WCF Performance Counters
WCF offers its own set of performance counters, which allow you to observe the live performance of your services, from various aspects. However, WCF does not publish performance counter data by default, and even when enabled, you can choose which categories of counters are published. As you expect, this is designed so with a reason.
Shared memory concerns
Besides the obvious performance overhead, managed performance counters also consume memory that is shared among .NET processes running on the machine. This committed memory is backed by the page file, so its size counts to the overall system commit. The memory area is set up per performance counter category, and has a default size of 128KB.
So, the size of this memory area should be kept small. However, when all memory counters are enabled WCF, then – depending on your services – the counters (or more precisely, counter instances) will consume a considerable part of these shared memory areas:
• 15 performance counters for each instance of operation (per endpoint across all services).
• 19 performance counters for each instance of endpoint (across all services).
• 33 performance counters for each service.

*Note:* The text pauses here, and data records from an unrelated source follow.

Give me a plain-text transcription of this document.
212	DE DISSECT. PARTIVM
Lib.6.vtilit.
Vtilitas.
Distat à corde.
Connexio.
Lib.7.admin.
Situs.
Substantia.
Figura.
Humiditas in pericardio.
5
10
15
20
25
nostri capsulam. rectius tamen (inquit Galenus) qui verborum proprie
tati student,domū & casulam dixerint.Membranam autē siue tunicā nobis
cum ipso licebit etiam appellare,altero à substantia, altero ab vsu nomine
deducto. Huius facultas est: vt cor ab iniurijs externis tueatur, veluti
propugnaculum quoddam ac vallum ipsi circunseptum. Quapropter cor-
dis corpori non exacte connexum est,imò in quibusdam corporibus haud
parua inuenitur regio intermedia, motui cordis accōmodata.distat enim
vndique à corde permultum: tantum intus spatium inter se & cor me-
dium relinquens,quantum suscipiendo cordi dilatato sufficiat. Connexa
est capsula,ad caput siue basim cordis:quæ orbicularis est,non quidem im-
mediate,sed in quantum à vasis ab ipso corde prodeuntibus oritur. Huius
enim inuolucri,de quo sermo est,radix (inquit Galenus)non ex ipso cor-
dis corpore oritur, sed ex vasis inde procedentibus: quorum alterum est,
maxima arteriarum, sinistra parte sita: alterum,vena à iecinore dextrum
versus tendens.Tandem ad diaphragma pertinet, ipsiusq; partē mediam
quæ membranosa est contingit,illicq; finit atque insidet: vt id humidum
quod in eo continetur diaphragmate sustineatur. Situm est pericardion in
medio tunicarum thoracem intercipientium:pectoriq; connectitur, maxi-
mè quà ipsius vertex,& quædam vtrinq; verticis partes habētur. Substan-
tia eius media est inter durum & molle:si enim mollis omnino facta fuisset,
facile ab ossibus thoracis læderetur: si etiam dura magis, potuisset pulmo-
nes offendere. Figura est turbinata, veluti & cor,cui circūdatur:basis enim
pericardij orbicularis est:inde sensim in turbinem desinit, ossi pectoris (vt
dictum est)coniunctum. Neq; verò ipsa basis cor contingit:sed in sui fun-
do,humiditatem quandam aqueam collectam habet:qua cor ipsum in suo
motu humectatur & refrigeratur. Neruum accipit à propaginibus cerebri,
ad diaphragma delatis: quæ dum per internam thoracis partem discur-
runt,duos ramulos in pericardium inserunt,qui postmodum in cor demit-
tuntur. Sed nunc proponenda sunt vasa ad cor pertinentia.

This means quite many counter instances for the category “ServiceModelOperation 3.0.0.0”. If you have say 10 operations per endpoint, 10 endpoints in each service and 10 services, you’ll end up with 10 x 10 x 10 x 15 = 15 000 performance counter instances for this category.
But how many bytes does one instance need? Among other factors, this also depends on the name of the counter instances, which tend to be long in WCF (combination of service, endpoint and operation name). According to my measurements, they need approximately 320-350 bytes each.
Summing it up
Writing this back to our formula above, our hypothetical scenario would need 15 000 x 350 = 5 250 000 bytes of shared memory for “ServiceModelOperation 3.0.0.0” alone. Sure enough, in such cases the default 128KB won’t be enough for this category. When this happens, WCF notifies you by writing "System.InvalidOperationException: Custom counters file view is out of memory." to the application event log and in the ServiceModel trace.
The solution is to specify a fileMappingSize suitable for your needs in either machine.config or the registry. I’d recommend the latter, since the registry setting allows doing this per category.